At the Le Mans 24 Hours the car was driven by Guy Ligier and Patrick Depailler. For the first time the bodywork incorporated headlamps for night driving. Qualifying times were not as impressive as they were during the test days, with the JS3 coming in 17th at the end of qualifying with a time of 3:39.800. 18 hours into the race the team was running in fifth place when the car developed gearbox problems. Ligier decided to attempt a repair, and the Gulf 917 team of John Wyer offered a spare transaxle. Adapting a transmission meant to bolt up to a Porsche engine to the JS3's Cosworth took the mechanics four hours of time in the pits. The car rejoined the race far behind the leaders, and crossed the finish line having completed only 270 laps, 127 fewer than the winners and too few for the car to be classified. It was the only car in its class to finish, and was the first DFV-powered two-seater to race and finish at Le Mans.

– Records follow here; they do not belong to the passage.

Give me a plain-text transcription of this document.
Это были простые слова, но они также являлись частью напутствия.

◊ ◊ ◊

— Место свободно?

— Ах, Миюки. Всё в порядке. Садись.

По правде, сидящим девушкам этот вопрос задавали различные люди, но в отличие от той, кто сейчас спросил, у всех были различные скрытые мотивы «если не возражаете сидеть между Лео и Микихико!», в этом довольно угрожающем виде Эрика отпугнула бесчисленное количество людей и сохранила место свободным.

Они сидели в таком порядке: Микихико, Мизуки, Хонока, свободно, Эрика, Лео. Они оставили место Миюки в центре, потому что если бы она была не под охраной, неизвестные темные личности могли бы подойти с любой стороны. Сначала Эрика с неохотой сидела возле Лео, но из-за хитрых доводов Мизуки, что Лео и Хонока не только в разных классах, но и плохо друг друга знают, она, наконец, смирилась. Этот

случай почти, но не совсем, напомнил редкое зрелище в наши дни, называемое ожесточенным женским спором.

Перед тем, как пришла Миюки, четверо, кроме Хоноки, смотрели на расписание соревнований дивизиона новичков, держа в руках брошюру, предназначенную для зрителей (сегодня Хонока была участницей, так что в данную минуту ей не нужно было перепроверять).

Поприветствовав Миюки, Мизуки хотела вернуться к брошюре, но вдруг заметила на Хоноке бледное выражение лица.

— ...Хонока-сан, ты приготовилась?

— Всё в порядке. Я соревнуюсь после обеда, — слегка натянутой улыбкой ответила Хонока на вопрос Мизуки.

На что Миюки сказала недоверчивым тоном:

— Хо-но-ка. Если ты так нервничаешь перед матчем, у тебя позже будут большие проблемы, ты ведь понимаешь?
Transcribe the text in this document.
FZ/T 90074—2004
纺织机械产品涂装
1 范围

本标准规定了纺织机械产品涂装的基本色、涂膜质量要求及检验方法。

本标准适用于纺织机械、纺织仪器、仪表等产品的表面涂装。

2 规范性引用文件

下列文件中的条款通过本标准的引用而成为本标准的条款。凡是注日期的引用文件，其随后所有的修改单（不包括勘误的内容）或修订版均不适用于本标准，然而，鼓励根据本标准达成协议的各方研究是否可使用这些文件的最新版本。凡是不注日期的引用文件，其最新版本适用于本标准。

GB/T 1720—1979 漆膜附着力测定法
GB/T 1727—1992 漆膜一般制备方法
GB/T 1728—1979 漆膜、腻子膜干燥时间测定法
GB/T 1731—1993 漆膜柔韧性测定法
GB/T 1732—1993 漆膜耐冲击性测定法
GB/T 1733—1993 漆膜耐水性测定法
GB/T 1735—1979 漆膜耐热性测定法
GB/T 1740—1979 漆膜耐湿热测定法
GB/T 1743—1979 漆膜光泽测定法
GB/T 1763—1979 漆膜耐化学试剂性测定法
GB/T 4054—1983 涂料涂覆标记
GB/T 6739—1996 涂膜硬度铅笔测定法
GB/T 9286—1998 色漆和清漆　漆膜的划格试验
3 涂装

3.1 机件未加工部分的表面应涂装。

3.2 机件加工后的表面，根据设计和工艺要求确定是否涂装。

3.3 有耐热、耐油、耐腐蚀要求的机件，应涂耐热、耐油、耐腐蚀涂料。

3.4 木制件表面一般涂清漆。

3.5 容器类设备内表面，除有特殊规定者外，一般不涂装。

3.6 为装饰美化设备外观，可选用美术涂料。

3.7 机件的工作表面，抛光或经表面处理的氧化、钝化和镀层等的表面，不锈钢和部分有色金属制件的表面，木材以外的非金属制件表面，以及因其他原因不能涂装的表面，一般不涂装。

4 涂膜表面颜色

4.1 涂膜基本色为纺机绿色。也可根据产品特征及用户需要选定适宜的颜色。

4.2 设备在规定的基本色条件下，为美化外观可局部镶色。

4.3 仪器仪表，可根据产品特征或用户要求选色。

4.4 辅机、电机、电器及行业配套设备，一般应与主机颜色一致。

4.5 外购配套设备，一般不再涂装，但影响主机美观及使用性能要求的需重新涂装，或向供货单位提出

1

While the car typically ran with long-tail bodywork appropriate to high-speed courses, it had a short-tail body at the Criterium du Nivernais.

The car languished at Ligier's Vichy works until it was acquired by Jacques Laffitte in lieu of payment. It was later acquired by Peter Morley cars, and then passed to Nicholas Zapata, who had it restored and raced by Willie Green debut at Coys and win at the annual six-hour classic race at Spa in 2001 and at the 24 Heures du Mans Legend race in 2003. The JS3 was sold to Pierre Bardignon's Mas du Clos and then to Jean Guittard, who raced under the pseudonym of "Mr. John of B". A complete restoration to original specifications was done in 1999 by Simon Hadfield with Geoff Wyatt. It was offered at Christie's in Paris in 2016. Subsequent owners included Mike Jankowski and Jacques Nicolet.

==Historic racing appearances==
The JS3 has appeared at the following historic racing events:
- 2016 Imola Classic
- 2016 Jarama Classic
- 2015 Dix Mille Tours
- 2015 Monza Historic
- 2015 Grand Prix de l'Age d'Or
- 2014 Dix Mille Tours
- 2014 Le Mans Classic
- 2014 Grand Prix de l'Age d'Or
- 2011 Dix Mille Tours
- 2011 Spa Classic
- 2010 Le Mans Series Silverstone 1000 km (ILMC)
- 2010 Le Mans Classic
- 2006 Le Mans Series Donnington 1000 km
- 2006 Le Mans Classic
- 2004 Le Mans Endurance Series Spa 1000 km
- 2004 Le Mans Classic

Win at 51st GP de l'Age d'Or in 2015 driven by "Mr John of B" (the nom de course of Jean Guittard) and David Ferrer.

==Legacy==
The JS3 remained the only open-top barquette endurance racer built by Ligier before purchasing the assets of Equipe Matra and entering Formula 1.

An agreement between Guy Ligier and Jacques Nicolet's Onroak Automotive revived the JS3 name for a new series of Prototype racers to be campaigned at Le Mans by Nicolet's own OAK Racing.